Paul tells us that those who confess that "Jesus is Lord" will be saved. It must be remembered, however, that in the days Paul was writing that the confession that Jesus (not Caesar) was Lord carried with it severe consequences. Perhaps it meant to the loss of life itself. Certainly it meant the loss of social status and income. It meant changing allegiances and changing kingdom loyalties. Following Jesus meant then and means now that we will become enemies of the world.
If Jesus were to step up to the microphone to address those that came forward at the end of most crusades, his words would be different than of the typical evangelist. "You want to be part of my kingdom? Great! I love you! But know this: the world is going to hate you. You are going are going to have choose if you want to be a popular and successful in this world or become my disciple. You have to decide right now if you want to serve me or money. You cannot serve both. I might ask you to sell everything and I will mean it. I might ask you to leave your family on this journey. You want to follow me? Fantastic! Just remember, I have nowhere to lay my head and I am heading for the cross.
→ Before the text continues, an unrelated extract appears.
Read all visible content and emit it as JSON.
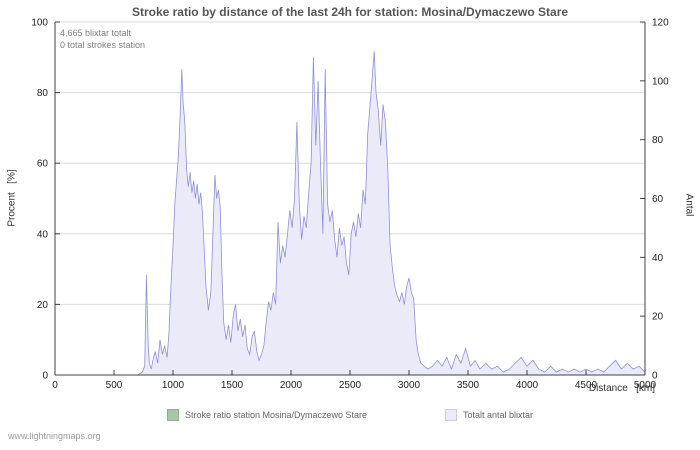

Still in? Then let's go." And with that Jesus would walk out the door leaving the slick-haired evangelist behind pleading with people to pray his two-sentence prayer.
If we take the time to read the gospels we will discover that while Jesus attracted large crowds, he had few disciples. When the crowds heard his call to follow him they thinned to a handful. They loved the things of this world more than Jesus. They walked away from Him and the eternal life that could be found through a relationship with Him.
I am convinced that the call to follow Christ is at the core of the gospel. Radical obedience is not simply for the clergy or monk. Obedience is simply the evidence of repentance. All of us are called to follow Christ wherever he leads us.
Fourteen years ago Jesus called me to follow him to Nashwauk, MN to to become the pastor of the Alliance Church there. It was painful to move away from family and friends. But the joy of following Jesus is incomparable! Now Jesus has called me to Strasbourg to become the pastor of Trinity International Church. It hurts to leave family and friends. But the joy of following Jesus is incomparable!
So why am I moving to France? The answer is surprisingly simple: I am a Christian.